I have a user with a huge number of files, approximately 3 million, that are all very, very tiny: typically under a hundred kilobytes each. They’re all located on a remote Windows 2019 Server. The user wants to make a regular, nightly copy of this data from the remote system to his local computer, which is running Windows 10 Pro. Now, I know the initial copy will most likely take a few days, even if I compress it before sending it over. It is, after all, a lot of files.
The challenge comes in after the initial copy is made:
How can I quickly scan the folders and all subfolders for any changes (new files, changes to existing files, deleted files) and then replicate those changes on the Win10 computer?
/
There are two independent variables that I have to figure out: the type of secure connection, the “pipe”, and the method of copying files.

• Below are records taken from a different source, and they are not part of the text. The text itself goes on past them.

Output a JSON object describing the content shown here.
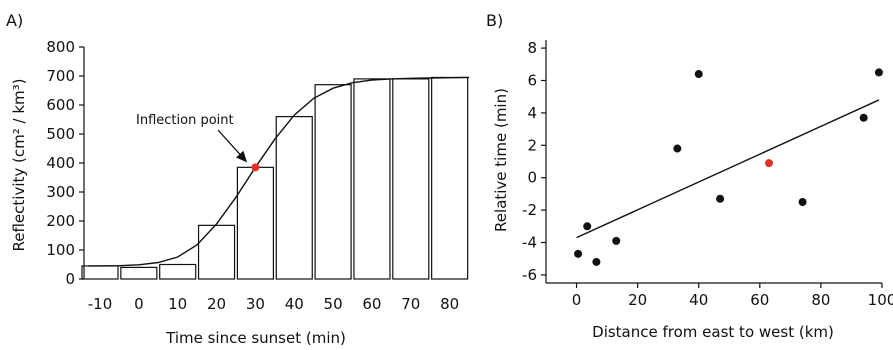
{
  "chart_data": [
    {
      "panel_label": "A)",
      "type": "bar",
      "categories": [
        "-10",
        "0",
        "10",
        "20",
        "30",
        "40",
        "50",
        "60",
        "70",
        "80"
      ],
      "x": [
        -10,
        0,
        10,
        20,
        30,
        40,
        50,
        60,
        70,
        80
      ],
      "values": [
        45,
        40,
        50,
        185,
        385,
        560,
        670,
        690,
        690,
        695
      ],
      "curve": {
        "type": "line",
        "x": [
          -13,
          -10,
          -5,
          0,
          5,
          10,
          15,
          20,
          25,
          30,
          35,
          40,
          45,
          50,
          55,
          60,
          65,
          70,
          75,
          85
        ],
        "y": [
          45,
          45,
          46,
          49,
          57,
          76,
          118,
          190,
          282,
          385,
          482,
          565,
          623,
          658,
          677,
          686,
          690,
          692,
          693,
          695
        ]
      },
      "annotation": {
        "text": "Inflection point",
        "x": 30,
        "y": 385,
        "color": "#e8302a"
      },
      "xlabel": "Time since sunset (min)",
      "ylabel": "Reflectivity (cm² / km³)",
      "ylim": [
        0,
        800
      ],
      "yticks": [
        0,
        100,
        200,
        300,
        400,
        500,
        600,
        700,
        800
      ],
      "grid": false
    },
    {
      "panel_label": "B)",
      "type": "scatter",
      "points": [
        {
          "x": 0.5,
          "y": -4.7,
          "color": "#111111"
        },
        {
          "x": 3.5,
          "y": -3.0,
          "color": "#111111"
        },
        {
          "x": 6.5,
          "y": -5.2,
          "color": "#111111"
        },
        {
          "x": 13,
          "y": -3.9,
          "color": "#111111"
        },
        {
          "x": 33,
          "y": 1.8,
          "color": "#111111"
        },
        {
          "x": 40,
          "y": 6.4,
          "color": "#111111"
        },
        {
          "x": 47,
          "y": -1.3,
          "color": "#111111"
        },
        {
          "x": 63,
          "y": 0.9,
          "color": "#e8302a"
        },
        {
          "x": 74,
          "y": -1.5,
          "color": "#111111"
        },
        {
          "x": 94,
          "y": 3.7,
          "color": "#111111"
        },
        {
          "x": 99,
          "y": 6.5,
          "color": "#111111"
        }
      ],
      "trendline": {
        "x": [
          0,
          99
        ],
        "y": [
          -3.7,
          4.8
        ]
      },
      "xlabel": "Distance from east to west (km)",
      "ylabel": "Relative time (min)",
      "xlim": [
        -10,
        100
      ],
      "ylim": [
        -6.5,
        8.5
      ],
      "xticks": [
        0,
        20,
        40,
        60,
        80,
        100
      ],
      "yticks": [
        -6,
        -4,
        -2,
        0,
        2,
        4,
        6,
        8
      ],
      "grid": false
    }
  ]
}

Types Of Secure Connection
- VPN
- SSH
- WireGuard
Method of Copying Files
- Windows Robocopy/Xcopy
- Rsync/SCP
- Compress into one big file, then transfer, then uncompress at the other end
Note: It is true Windows Server offers a couple great methods for making a remote duplicate of a folder: DFS Replication and Storage Replica. Unfortunately, its my understanding both the source and the target machine must be running Windows Server for this, so it will not work.
My plan is to test as many different configurations as possible, and to that effect, I’ve worked out steps to follow. I will go through all these steps for each of the 3 types of secure connection.

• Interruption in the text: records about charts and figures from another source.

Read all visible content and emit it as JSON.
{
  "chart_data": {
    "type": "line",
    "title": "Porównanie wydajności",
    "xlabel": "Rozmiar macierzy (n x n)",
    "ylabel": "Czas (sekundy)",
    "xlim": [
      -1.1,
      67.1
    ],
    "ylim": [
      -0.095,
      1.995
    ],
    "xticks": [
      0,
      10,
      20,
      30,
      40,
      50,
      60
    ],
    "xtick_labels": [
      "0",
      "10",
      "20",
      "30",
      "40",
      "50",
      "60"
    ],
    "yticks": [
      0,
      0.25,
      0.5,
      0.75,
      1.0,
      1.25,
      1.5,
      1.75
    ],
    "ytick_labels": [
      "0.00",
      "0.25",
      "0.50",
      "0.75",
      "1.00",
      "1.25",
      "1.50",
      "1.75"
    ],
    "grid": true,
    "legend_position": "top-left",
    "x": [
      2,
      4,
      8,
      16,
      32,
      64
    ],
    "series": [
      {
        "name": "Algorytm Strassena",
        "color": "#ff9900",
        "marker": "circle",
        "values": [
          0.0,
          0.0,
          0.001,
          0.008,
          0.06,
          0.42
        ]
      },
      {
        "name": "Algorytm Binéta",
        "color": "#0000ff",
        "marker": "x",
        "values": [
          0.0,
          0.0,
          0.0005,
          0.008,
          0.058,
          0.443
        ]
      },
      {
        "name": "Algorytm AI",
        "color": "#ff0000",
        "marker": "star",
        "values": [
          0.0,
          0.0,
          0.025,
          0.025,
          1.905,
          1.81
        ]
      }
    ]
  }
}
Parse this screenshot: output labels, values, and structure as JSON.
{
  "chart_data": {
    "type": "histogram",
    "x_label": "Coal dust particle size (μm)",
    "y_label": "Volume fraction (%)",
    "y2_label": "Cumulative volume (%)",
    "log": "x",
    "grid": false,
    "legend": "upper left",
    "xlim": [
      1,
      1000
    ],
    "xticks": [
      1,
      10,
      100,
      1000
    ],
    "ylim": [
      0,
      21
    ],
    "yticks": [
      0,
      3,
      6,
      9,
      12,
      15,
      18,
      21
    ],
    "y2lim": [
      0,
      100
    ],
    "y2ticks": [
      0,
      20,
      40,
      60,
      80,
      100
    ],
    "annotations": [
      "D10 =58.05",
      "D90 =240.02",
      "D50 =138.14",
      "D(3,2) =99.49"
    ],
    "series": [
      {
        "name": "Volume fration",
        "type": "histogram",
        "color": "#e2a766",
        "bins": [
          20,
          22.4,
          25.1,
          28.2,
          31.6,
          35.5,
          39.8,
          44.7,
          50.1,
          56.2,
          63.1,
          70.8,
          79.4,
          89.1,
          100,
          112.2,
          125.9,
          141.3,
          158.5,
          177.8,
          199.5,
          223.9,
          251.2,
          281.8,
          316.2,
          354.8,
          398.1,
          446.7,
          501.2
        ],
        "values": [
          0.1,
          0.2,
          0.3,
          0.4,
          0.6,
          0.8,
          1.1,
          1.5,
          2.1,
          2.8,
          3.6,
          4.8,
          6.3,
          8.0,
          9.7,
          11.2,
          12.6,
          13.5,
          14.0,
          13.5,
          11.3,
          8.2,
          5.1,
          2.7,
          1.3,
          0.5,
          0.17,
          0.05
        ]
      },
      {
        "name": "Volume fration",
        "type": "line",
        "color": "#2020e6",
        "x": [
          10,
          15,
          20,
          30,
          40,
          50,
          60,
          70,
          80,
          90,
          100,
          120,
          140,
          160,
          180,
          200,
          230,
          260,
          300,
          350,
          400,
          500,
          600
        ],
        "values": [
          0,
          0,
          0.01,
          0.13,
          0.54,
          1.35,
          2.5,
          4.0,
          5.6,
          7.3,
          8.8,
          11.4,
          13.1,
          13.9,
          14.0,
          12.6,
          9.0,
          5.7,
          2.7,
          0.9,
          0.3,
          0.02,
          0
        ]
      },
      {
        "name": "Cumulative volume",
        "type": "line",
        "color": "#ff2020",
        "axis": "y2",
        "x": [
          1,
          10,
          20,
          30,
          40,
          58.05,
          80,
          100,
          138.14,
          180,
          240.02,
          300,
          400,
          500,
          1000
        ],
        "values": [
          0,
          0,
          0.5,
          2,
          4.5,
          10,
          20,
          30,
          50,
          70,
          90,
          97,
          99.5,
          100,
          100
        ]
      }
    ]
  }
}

- Establish the secure connection
- Make exact duplicates of the data in 3 separate locations on the Win 10 machine
- In the source data, delete a file, make a new file, and change a file
- Use Rsync to replicate data on the Win 10 machine
- Repeat Step #4 with Robocopy, then Xcopy, and maybe with Scp, as well
- Measure how much time it took for each method
In my next post, I’ll present the results of the VPN for each method of transferring the data. See you soon!
This is a problem I have faced before. It can gum up the best of replication methods as most are not built for tons of tiny files. Looks like you are headed down the right path. Interested in seeing the results of your tests.